Figure showing immunofluorescence imaging of control liver (upper row) and bile atresia liver (lower row) of amyloid precursor protein (APP). Note the expression of APP in small intrahepatic bile ducts in bile atresia (arrowhead lower row), while there was no detectable expression of APP in intrahepatic bile ducts of the control liver (arrowhead upper row). APP was visualized using an Alexa Fluor 555 fluorescent secondary antibody. Autofluorescence imaging was generated using a GFP filter cube. Nuclei were stained with DAPI. Magnification 200×, scale bar equals 100 µm.

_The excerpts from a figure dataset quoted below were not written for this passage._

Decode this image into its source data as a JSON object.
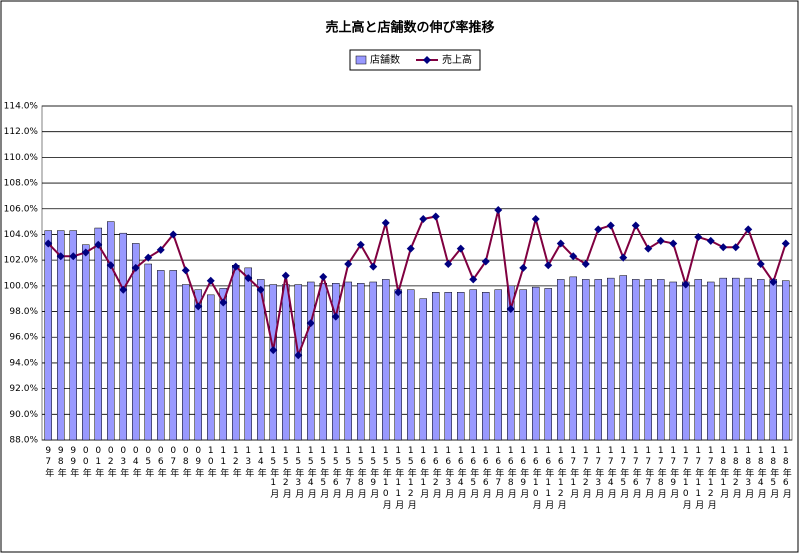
{
  "chart_data": {
    "type": "bar-line",
    "title": "売上高と店舗数の伸び率推移",
    "categories": [
      "97年",
      "98年",
      "99年",
      "00年",
      "01年",
      "02年",
      "03年",
      "04年",
      "05年",
      "06年",
      "07年",
      "08年",
      "09年",
      "10年",
      "11年",
      "12年",
      "13年",
      "14年",
      "15年1月",
      "15年2月",
      "15年3月",
      "15年4月",
      "15年5月",
      "15年6月",
      "15年7月",
      "15年8月",
      "15年9月",
      "15年10月",
      "15年11月",
      "15年12月",
      "16年1月",
      "16年2月",
      "16年3月",
      "16年4月",
      "16年5月",
      "16年6月",
      "16年7月",
      "16年8月",
      "16年9月",
      "16年10月",
      "16年11月",
      "16年12月",
      "17年1月",
      "17年2月",
      "17年3月",
      "17年4月",
      "17年5月",
      "17年6月",
      "17年7月",
      "17年8月",
      "17年9月",
      "17年10月",
      "17年11月",
      "17年12月",
      "18年1月",
      "18年2月",
      "18年3月",
      "18年4月",
      "18年5月",
      "18年6月"
    ],
    "series": [
      {
        "name": "店舗数",
        "kind": "bar",
        "color": "#9999ff",
        "values": [
          104.3,
          104.3,
          104.3,
          103.2,
          104.5,
          105.0,
          104.1,
          103.3,
          101.7,
          101.2,
          101.2,
          100.1,
          99.7,
          99.3,
          99.8,
          101.6,
          101.4,
          100.5,
          100.1,
          100.1,
          100.1,
          100.3,
          100.2,
          100.2,
          100.3,
          100.2,
          100.3,
          100.5,
          99.7,
          99.7,
          99.0,
          99.5,
          99.5,
          99.5,
          99.7,
          99.5,
          99.7,
          100.0,
          99.7,
          99.9,
          99.8,
          100.5,
          100.7,
          100.5,
          100.5,
          100.6,
          100.8,
          100.5,
          100.5,
          100.5,
          100.3,
          100.3,
          100.5,
          100.3,
          100.6,
          100.6,
          100.6,
          100.5,
          100.5,
          100.4
        ]
      },
      {
        "name": "売上高",
        "kind": "line",
        "color": "#800040",
        "marker_color": "#000080",
        "values": [
          103.3,
          102.3,
          102.3,
          102.6,
          103.2,
          101.6,
          99.7,
          101.4,
          102.2,
          102.8,
          104.0,
          101.2,
          98.4,
          100.4,
          98.7,
          101.5,
          100.6,
          99.7,
          95.0,
          100.8,
          94.6,
          97.1,
          100.7,
          97.6,
          101.7,
          103.2,
          101.5,
          104.9,
          99.5,
          102.9,
          105.2,
          105.4,
          101.7,
          102.9,
          100.5,
          101.9,
          105.9,
          98.2,
          101.4,
          105.2,
          101.6,
          103.3,
          102.3,
          101.7,
          104.4,
          104.7,
          102.2,
          104.7,
          102.9,
          103.5,
          103.3,
          100.1,
          103.8,
          103.5,
          103.0,
          103.0,
          104.4,
          101.7,
          100.3,
          103.3
        ]
      }
    ],
    "ylim": [
      88,
      114
    ],
    "yticks": [
      {
        "value": 88,
        "label": "88.0%"
      },
      {
        "value": 90,
        "label": "90.0%"
      },
      {
        "value": 92,
        "label": "92.0%"
      },
      {
        "value": 94,
        "label": "94.0%"
      },
      {
        "value": 96,
        "label": "96.0%"
      },
      {
        "value": 98,
        "label": "98.0%"
      },
      {
        "value": 100,
        "label": "100.0%"
      },
      {
        "value": 102,
        "label": "102.0%"
      },
      {
        "value": 104,
        "label": "104.0%"
      },
      {
        "value": 106,
        "label": "106.0%"
      },
      {
        "value": 108,
        "label": "108.0%"
      },
      {
        "value": 110,
        "label": "110.0%"
      },
      {
        "value": 112,
        "label": "112.0%"
      },
      {
        "value": 114,
        "label": "114.0%"
      }
    ],
    "grid": true,
    "legend": "top"
  }
}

Fig. 4. Plasma quantification of APP.

a Dot plots showing plasma levels of APP in bile atresia (BA) subjects vs. age-matched children with inguinal hernia (control). b Dot plots showing APP plasma levels in subjects with different fibrosis severity assessed by Ishak fibrosis score. Data presented as mean (SD), and P values ≤ 0.05 were considered statistically significant. Statistical significance was categorized as *(p < 0.05), **(p < 0.01), ***(p < 0.001), and ****(p < 0.0001).

Fig. 5. APP expression in exemplary subjects.

Comparison of three exemplary BA cases (a–c) that were available for all analyses. Immunostaining of liver APP performed using rabbit monoclonal antibody to APP. Bound antibodies were visualized using HRP-DAB (3,3′-diaminobenzidine tetrahydrochloride) staining. APP-positive areas within hepatocytes are brown in color. BA bile atresia, APP amyloid precursor protein, PCR polymerase chain reaction, mRNA messenger ribonucleic acid, ELISA enzyme-linked immunosorbent assay.